Yields1 ServingPreparation10 minsCooking55 minsTotal1 hr 5 mins

The meatloaf and sauce cook at the same time. For an almost complete meal I cook potatoes at the same time as the meatloaf.

 450g ground beef
 1 small onion, finely chopped
 1 egg
 ½ teaspoon salt
 ¼ teaspoon ground pepper
 1/2 cup breadcrumbs or quick-cooking oatmeal
 1/2 cup milk
 1 can 284 ml Campbell's Tomato Soup
 3 tablespoon water
 4 peeled potatoes (optional)
1

In a large bowl, combine the beef, onion, egg, salt, pepper, breadcrumbs and milk. Mix all the ingredients well with your hands or with a wooden spoon. This step can be done in the stand mixer with the flat beater

2

Place the mixture in a 1.5 liters (6 cups) round glass pan.

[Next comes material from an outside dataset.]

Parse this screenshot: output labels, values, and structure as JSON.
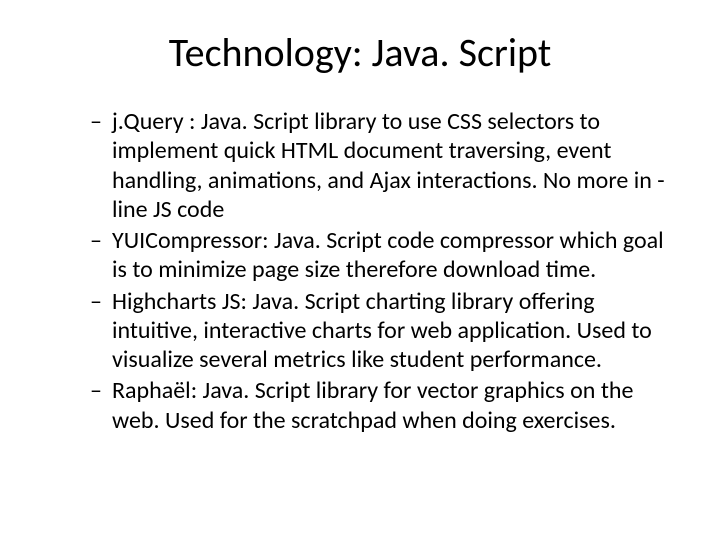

Cover the meatloaf with the tomato soup and pour the water over the soup without mixing.

3

Put 375 ml (1 ½ cups) of water in the Instant Pot inner Pot. If you are cooking potatoes at the same time as the meatloaf, put them in the water and place the rack to cook the eggs on top of the potatoes.

4

Place the meatloaf pan on the metal rack of the Instant Pot and then place it on the egg rack.

5

Close the lid with the steam release button at "sealing". Select “pressure or manual”, set 25 minutes to “high” with “keep warm to off”. Press "start".

6

When the end of cooking alarm sounds, let stand for 10 minutes and release the pressure.

7

Remove the meatloaf from the Instant Pot and the potatoes if using and serve.